Mr Obama arrived on board Air Force One at Belfast's Aldergrove International Airport this morning for his first visit to Northern Ireland, accompanied by wife Michelle and daughters Malia, 14, and Sasha, 11.

He was flown to Belfast City Airport by helicopter and then travelled to the Waterfront Hall conference centre where he met First Minister Peter Robinson and Deputy First Minister Martin McGuinness before addressing an invited audience of 2,000 mostly young people.

The President said Northern Ireland was setting an example for people all over the world seeking to escape apparently intractable religious, national and ethnic conflicts.

"They are wondering 'Perhaps, if Northern Ireland can achieve this, we can too'," said Mr Obama. "You are their blueprint to follow, you are their proof of what is possible. Because hope is contagious."

He promised that the US will support those who choose the path of peace in Northern Ireland "every step of the way", telling the young people in his audience: "Peace is indeed harder than war... A bullet need happen only once, but for peace to work we must be reminded of its existence again and again and again.

"And that's what we need from you, from every young person in Northern Ireland and around the world.

"You must remind us of the existence of peace, of the possibility of peace. You have to remind us of hope again and again and again."

After talks with Mr Cameron, Mr Obama was travelling later to the luxury golf resort of Lough Erne, near Enniskillen, to join EU leaders in launching negotiations on a free-trade deal between Europe and America.

Negotiations on the EU/US pact - dubbed an "economic Nato" - are expected to last up to 24 months. Mr Cameron believes a successful conclusion could be worth up to £10 billion to the UK economy, or £380 for every British household.

The annual summit of the G8 - which brings together leaders of the UK, US, France, Germany, Italy, Canada, Japan and Russia - was taking place behind tight security, with 8,000 police mounting a ring of steel around the venue.

Despite the international focus on Syria, Mr Cameron made clear that he wants the summit - the first G8 to be hosted by the UK since Gleneagles in 2005 - to deliver progress on his economic priorities of trade, tax and transparency.

When formal talks get under way later today, he is hoping to forge agreement on greater sharing of tax information to prevent companies and individuals avoiding paying their fair share by hiding cash in offshore bolt-holes.

At the weekend the tax transparency drive was boosted by the agreement of 10 British overseas territories and Crown dependencies to sign up to new OECD standards.

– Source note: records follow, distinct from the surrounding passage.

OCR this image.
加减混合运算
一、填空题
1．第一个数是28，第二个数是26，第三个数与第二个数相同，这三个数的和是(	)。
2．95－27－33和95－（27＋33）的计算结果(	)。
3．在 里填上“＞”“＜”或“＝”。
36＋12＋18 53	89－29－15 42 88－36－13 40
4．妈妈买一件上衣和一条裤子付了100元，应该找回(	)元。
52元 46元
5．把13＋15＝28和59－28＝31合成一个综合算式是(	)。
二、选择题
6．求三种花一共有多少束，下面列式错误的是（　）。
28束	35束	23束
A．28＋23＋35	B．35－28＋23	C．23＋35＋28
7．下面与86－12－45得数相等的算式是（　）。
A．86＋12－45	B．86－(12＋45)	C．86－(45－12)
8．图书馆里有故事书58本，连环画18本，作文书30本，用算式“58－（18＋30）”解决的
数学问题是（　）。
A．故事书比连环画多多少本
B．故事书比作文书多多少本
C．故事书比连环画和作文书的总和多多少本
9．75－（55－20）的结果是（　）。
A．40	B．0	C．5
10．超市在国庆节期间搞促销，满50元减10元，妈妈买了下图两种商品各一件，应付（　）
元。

Mr Cameron said: "I think we have made huge progress already, even before leaders have arrived here in Northern Ireland.

"I know the scepticism there is around the country about leaders meeting, a lot of words, will things happen?

"I want to be absolutely clear that my agenda here is about helping hard-working families right here in the United Kingdom.

"We've already actually gathered billions of pounds of extra tax revenue because of this agenda, which means that I can keep taxes down on hard-working families across the United Kingdom.

"We are going to achieve more on that. If we sign trade deals and start trade negotiations here at this meeting in Northern Ireland, that will cut prices and mean a wider range of goods in shops here in the United Kingdom and jobs here in the United Kingdom.

"So my focus is very clear - getting agreements, signing deals, making progress on issues that will help hard-working families right here in the United Kingdom. For me, that's what the agenda of this G8 is all about."